Women, science and the STEM of a problem

Women today are vastly underrepresented in the “STEM” fields of science, technology, engineering and mathematics, and a national movement is underway to change that. Television shows such as PBS Kids’ “SciGirls” and educational projects like Black Girls CODE and Techbridge work to develop in young girls an inquiring mind, a passion for the sciences and the skills needed for successful STEM careers.

But women weren’t always left out.

Wheaton Provost Linda Eisenmann, a historian of women’s education, was one of three guest speakers on a recent Web chat hosted by the Google Cultural Institute/Google Art Project titled “Women and STEM Education: A Conduit to Opportunity.” During the chat, Eisenmann talked about how in the 19th century women played an important role in teaching science and advancing scientific knowledge at various higher learning institutions in the United States. Well before the rise of the research university, scientific learning was occurring in small colleges and academies that focused on advanced training, such as Wheaton Female Seminary, the precursor to Wheaton College.

“It hasn’t always been this way,” Eisenmann said, referring to the low number of women involved in STEM fields. “… Girls and young women in the 1800s were very comfortable with science. It was very much hands on.”

Science programs at that time helped students—boys and girls alike—develop an understanding of the natural world around them, with a particular focus on botany. Classes also helped girls gain practical knowledge that could help them as wives and mothers: understanding how to make a safe home, what to eat and how to prepare nutritious foods.

As private women’s colleges such as Wellesley and Vassar began to open in the 1860s and 1870s, women gained the opportunity not only to study science but also to teach it, Eisenmann said.

“Women did have academic careers in the sciences. They did study the sciences, all throughout the 19th century. But late in the 19th century and up until about the early 1900s the research universities began to grow … and those were the very places where women were least represented,” she said.

The Web chat aired live on June 10 as a Google+ Hangout and was part of a Google Art Project series called Art Talks, which features art professionals from around the world discussing various topics and issues.

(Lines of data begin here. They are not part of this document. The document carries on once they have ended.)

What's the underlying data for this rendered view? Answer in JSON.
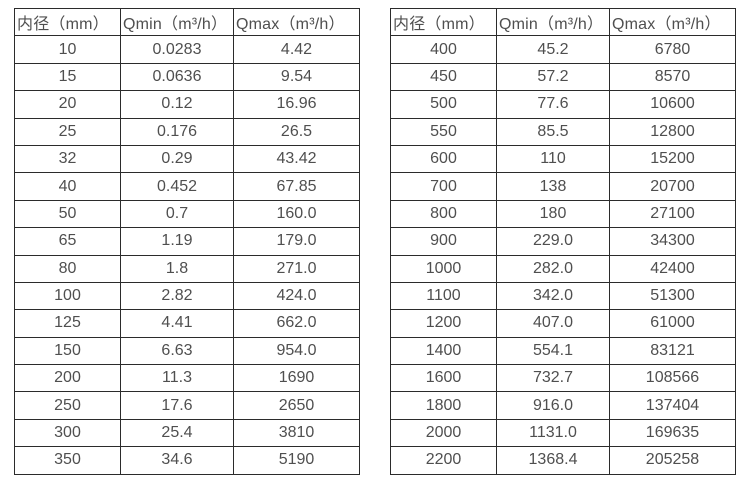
{
  "colors": {
    "background": "#ffffff",
    "border": "#2b2b2b",
    "text": "#4f4f4f"
  },
  "tables": [
    {
      "name": "flow-spec-table-small-diameters",
      "headers": [
        "内径（mm）",
        "Qmin（m³/h）",
        "Qmax（m³/h）"
      ],
      "rows": [
        [
          "10",
          "0.0283",
          "4.42"
        ],
        [
          "15",
          "0.0636",
          "9.54"
        ],
        [
          "20",
          "0.12",
          "16.96"
        ],
        [
          "25",
          "0.176",
          "26.5"
        ],
        [
          "32",
          "0.29",
          "43.42"
        ],
        [
          "40",
          "0.452",
          "67.85"
        ],
        [
          "50",
          "0.7",
          "160.0"
        ],
        [
          "65",
          "1.19",
          "179.0"
        ],
        [
          "80",
          "1.8",
          "271.0"
        ],
        [
          "100",
          "2.82",
          "424.0"
        ],
        [
          "125",
          "4.41",
          "662.0"
        ],
        [
          "150",
          "6.63",
          "954.0"
        ],
        [
          "200",
          "11.3",
          "1690"
        ],
        [
          "250",
          "17.6",
          "2650"
        ],
        [
          "300",
          "25.4",
          "3810"
        ],
        [
          "350",
          "34.6",
          "5190"
        ]
      ]
    },
    {
      "name": "flow-spec-table-large-diameters",
      "headers": [
        "内径（mm）",
        "Qmin（m³/h）",
        "Qmax（m³/h）"
      ],
      "rows": [
        [
          "400",
          "45.2",
          "6780"
        ],
        [
          "450",
          "57.2",
          "8570"
        ],
        [
          "500",
          "77.6",
          "10600"
        ],
        [
          "550",
          "85.5",
          "12800"
        ],
        [
          "600",
          "110",
          "15200"
        ],
        [
          "700",
          "138",
          "20700"
        ],
        [
          "800",
          "180",
          "27100"
        ],
        [
          "900",
          "229.0",
          "34300"
        ],
        [
          "1000",
          "282.0",
          "42400"
        ],
        [
          "1100",
          "342.0",
          "51300"
        ],
        [
          "1200",
          "407.0",
          "61000"
        ],
        [
          "1400",
          "554.1",
          "83121"
        ],
        [
          "1600",
          "732.7",
          "108566"
        ],
        [
          "1800",
          "916.0",
          "137404"
        ],
        [
          "2000",
          "1131.0",
          "169635"
        ],
        [
          "2200",
          "1368.4",
          "205258"
        ]
      ]
    }
  ]
}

This chat was co-sponsored by the National Women’s History Museum and featured Sydnee Winston, project coordinator for the museum, as well as guest speakers Eisenmann, Mimi Lufkin, CEO of the National Alliance for Partnership and Equity, and Wendy Hancock, manager of professional development services at the Association of Science Technology Centers.

The “Women and STEM Education” Art Talk can be viewed in the Art Talk archives on YouTube.